Extreme weather is, of course, damaging wherever it hits. But in developing regions and for the most vulnerable families, it can be the difference between hope and despair.

Subsistence farmers, after all, don’t have insurance or savings to allow them to rebuild their lives. Nor may national governments, however much they want to help, have the resources or machinery to offer support.

Aid agencies and the wider world community work tirelessly to respond to natural disasters. But aid rarely matches what is required and the ad-hoc nature of the response inevitably means delays. Despite their best efforts, it can take months for needs to be assessed, an international appeal launched and funds collected before emergency aid reaches the people most in need of help.

Such delays can be – and are proving to be – the final straw for families and communities already living on the edge. Thousands of people can be forced from their homes never to return. Those that stay may sell or slaughter the livestock on which their livelihoods depend.

The result is that extreme weather events do far more than cause huge individual suffering and disruption. They deepen and extend poverty and, at their worst, can reverse an entire decade of development progress.

It is why, as well as bold collective action to first slow and then reduce carbon emissions, effective systems to help protect communities against natural disasters must be at the heart of action to tackle climate change.

The good news is that we are not starting from scratch. Across the world, we have seen the creation and growth of innovative programmes which are building the resilience of countries and communities in the front line of the battle against climate change.

The African Risk Capacity (ARC) and Caribbean Catastrophe Risk Insurance Facility, for example, are existing, comprehensive, integrated and practical solutions to this challenge.
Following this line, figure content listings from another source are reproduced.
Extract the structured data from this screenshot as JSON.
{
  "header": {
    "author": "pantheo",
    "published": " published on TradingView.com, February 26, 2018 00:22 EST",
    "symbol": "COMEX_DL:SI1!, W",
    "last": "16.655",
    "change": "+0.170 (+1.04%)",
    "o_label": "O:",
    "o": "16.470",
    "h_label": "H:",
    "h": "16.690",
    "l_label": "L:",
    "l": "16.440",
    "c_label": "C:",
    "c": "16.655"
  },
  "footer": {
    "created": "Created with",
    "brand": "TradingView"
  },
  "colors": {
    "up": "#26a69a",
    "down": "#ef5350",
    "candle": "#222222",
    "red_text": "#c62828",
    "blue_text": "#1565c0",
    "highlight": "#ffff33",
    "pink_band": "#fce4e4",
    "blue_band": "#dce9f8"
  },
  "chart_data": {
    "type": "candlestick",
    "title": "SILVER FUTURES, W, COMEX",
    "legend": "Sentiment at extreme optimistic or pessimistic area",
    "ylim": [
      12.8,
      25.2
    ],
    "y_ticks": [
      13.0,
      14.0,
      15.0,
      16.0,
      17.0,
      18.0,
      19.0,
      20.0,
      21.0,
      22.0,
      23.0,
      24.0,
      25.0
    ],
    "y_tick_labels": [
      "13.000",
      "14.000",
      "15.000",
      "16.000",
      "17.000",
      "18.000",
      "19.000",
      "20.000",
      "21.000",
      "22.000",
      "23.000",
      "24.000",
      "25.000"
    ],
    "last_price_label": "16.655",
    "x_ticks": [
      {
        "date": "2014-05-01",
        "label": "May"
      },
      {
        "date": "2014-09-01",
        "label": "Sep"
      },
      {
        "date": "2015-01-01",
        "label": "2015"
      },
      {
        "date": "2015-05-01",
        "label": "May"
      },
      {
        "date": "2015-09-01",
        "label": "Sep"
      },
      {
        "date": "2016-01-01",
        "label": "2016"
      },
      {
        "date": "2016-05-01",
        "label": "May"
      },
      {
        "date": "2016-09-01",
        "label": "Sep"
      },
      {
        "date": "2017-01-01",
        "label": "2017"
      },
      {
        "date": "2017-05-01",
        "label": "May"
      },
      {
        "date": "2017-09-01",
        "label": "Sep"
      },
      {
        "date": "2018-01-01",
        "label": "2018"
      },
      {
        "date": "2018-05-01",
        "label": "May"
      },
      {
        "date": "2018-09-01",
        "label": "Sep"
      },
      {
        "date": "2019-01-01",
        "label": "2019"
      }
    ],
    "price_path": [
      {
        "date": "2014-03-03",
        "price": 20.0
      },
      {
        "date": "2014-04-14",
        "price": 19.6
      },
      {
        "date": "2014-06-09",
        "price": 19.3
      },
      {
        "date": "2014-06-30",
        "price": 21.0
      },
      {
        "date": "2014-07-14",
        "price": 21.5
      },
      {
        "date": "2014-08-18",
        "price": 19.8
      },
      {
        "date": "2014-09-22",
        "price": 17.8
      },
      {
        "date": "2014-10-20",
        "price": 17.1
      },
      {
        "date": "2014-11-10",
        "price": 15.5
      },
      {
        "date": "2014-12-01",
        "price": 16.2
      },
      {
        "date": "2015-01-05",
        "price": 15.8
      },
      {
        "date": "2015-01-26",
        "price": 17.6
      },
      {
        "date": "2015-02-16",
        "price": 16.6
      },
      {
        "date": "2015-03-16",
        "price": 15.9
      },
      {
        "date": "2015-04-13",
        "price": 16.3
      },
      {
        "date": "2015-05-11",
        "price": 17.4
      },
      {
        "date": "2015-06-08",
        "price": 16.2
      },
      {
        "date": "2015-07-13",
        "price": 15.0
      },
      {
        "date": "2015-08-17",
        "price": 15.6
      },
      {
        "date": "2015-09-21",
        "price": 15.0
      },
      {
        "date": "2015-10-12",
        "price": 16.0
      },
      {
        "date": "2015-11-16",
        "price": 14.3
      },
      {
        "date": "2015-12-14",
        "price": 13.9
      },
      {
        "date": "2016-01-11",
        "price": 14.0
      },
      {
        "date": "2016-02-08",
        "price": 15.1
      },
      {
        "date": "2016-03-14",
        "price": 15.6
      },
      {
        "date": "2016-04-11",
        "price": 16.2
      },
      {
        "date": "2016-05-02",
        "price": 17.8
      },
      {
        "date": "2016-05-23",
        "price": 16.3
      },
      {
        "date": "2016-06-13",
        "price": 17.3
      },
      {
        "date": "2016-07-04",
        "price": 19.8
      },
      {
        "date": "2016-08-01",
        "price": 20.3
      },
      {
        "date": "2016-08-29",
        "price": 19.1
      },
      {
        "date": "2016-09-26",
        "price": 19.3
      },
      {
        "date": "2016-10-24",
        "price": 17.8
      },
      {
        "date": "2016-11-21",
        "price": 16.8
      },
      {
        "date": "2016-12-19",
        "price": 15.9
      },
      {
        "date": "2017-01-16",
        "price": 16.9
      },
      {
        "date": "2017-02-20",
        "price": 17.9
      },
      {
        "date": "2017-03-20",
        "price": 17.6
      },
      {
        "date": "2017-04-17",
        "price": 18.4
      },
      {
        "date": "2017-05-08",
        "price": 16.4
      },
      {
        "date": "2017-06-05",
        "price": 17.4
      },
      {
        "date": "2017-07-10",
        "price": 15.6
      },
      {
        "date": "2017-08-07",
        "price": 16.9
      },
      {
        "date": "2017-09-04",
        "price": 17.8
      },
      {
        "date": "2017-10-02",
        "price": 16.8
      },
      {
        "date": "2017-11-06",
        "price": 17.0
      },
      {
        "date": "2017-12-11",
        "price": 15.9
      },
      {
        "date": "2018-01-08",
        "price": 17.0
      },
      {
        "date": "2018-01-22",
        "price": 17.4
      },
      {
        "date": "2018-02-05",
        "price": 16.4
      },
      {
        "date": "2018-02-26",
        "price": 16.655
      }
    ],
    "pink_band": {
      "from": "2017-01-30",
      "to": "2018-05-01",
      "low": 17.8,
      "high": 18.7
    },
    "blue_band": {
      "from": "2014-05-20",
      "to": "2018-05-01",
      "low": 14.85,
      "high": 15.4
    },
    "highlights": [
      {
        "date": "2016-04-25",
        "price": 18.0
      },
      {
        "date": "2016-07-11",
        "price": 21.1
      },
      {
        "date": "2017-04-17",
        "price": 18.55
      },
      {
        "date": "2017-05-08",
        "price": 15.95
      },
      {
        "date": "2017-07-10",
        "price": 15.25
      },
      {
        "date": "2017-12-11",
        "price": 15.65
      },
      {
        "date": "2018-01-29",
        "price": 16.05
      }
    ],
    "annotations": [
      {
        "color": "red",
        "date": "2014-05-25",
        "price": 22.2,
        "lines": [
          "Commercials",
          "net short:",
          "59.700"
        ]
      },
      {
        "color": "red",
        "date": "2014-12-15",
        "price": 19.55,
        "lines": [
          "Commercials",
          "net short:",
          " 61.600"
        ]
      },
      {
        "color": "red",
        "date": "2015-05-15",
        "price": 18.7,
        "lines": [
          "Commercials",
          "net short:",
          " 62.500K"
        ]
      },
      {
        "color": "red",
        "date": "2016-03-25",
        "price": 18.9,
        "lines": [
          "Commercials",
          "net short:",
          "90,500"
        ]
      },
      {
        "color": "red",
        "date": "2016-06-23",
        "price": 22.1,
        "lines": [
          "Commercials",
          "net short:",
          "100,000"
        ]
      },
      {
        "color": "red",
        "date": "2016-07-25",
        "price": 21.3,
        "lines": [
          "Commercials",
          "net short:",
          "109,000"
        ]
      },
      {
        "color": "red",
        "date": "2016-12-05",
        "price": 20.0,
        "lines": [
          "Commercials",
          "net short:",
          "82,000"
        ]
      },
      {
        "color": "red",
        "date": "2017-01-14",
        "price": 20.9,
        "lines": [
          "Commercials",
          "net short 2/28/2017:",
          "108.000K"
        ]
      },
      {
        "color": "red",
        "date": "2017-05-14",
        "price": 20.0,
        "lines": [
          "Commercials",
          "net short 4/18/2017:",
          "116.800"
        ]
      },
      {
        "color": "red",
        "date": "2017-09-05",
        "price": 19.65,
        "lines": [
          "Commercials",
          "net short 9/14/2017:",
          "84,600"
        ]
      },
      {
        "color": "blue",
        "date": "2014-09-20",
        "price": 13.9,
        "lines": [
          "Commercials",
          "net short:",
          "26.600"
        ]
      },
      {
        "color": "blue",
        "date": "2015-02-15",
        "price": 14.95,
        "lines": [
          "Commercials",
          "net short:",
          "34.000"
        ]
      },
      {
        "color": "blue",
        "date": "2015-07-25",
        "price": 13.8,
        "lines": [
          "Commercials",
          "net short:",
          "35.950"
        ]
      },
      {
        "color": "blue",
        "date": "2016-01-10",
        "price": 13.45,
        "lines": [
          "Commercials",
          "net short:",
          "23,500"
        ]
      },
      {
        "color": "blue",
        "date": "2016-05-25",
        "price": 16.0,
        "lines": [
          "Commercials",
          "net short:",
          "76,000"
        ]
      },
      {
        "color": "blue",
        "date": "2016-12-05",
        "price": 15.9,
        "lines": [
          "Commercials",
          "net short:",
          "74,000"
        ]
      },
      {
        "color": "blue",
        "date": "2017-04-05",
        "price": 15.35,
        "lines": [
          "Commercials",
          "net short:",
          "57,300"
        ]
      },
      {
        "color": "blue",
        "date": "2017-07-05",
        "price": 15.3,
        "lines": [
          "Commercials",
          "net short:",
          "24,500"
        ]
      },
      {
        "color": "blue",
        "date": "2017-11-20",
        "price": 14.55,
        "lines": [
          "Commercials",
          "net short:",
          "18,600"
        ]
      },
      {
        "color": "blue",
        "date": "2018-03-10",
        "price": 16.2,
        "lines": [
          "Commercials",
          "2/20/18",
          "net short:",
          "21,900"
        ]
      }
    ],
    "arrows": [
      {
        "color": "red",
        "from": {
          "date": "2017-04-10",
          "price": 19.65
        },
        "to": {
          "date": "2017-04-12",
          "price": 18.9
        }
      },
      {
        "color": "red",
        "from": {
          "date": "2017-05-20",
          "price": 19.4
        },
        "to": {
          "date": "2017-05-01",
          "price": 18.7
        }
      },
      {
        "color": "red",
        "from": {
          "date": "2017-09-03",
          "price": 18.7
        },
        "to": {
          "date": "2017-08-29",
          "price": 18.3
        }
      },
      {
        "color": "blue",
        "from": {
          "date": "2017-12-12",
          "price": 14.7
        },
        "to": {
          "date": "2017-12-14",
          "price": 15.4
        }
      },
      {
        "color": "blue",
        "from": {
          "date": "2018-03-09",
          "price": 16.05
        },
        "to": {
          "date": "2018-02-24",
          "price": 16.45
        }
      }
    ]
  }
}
Both have been developed locally to allow countries better to pool and manage risk and harness outside expertise and capital resources.

At the heart of ARC is a weather insurance scheme, drawn up under the umbrella of the African Union with the active involvement of global reinsurance markets. It has active support from international partners such as Germany and the UK who are providing interest-free loans.

Member countries pay annual premiums, based on their size and risk analysis of the likely frequency and impact of floods, storms and droughts within their borders. Their participation enables them immediately to access relief funds, far larger than their premiums, when pre-agreed triggers show climate disaster has struck.

But ARC is far more than just a regional variation on a traditional insurance scheme. A sophisticated model has been developed, using data from satellites, which allows the occurrence of severe weather events and their impact on communities to be estimated accurately.

It is already helping to forecast where the storms, floods and droughts associated with this year’s severe El Niño may have the most impact in the east of Africa. This early warning system not only means the authorities are alerted much more quickly to a crisis in the making but also enables pay-outs to be immediately made once triggered.

Help is far more likely to reach those who need it quickly, as those countries in the ARC, as a condition of participation, have to put in place effective emergency planning systems. By putting African countries in charge, ARC cuts duplication and delays, leading to faster and better results.

What is even more encouraging is that ARC has already delivered impressive results. Earlier this year, before the international appeal had been even launched to help countries struggling with a lack of rains, it paid out $26m to Senegal, Mauritania and Niger.

This was used to buy livestock fodder and staples for 1.3m people in the communities that ARC’s computer model indicated would be most affected by the drought. It helped already hard-pressed families stay on their land by giving them the breathing space to recover.

These successes – and the fact that studies show every dollar spent on ARC saves over four dollars in international aid – explains why such initiatives are at the heart of international plans to increase the resilience of countries and communities against climate change. The G7 has pledged to support scaling up to provide 400m more people in low and middle income countries protection against climate-related hazards by 2020.

But to achieve this ambition, we need more countries to join and development partners to support the participation of the poorest countries and those with the greatest climate risks. We can’t prevent bad weather but together we can protect the most vulnerable and provide the tools to help them rebuild their lives within their communities.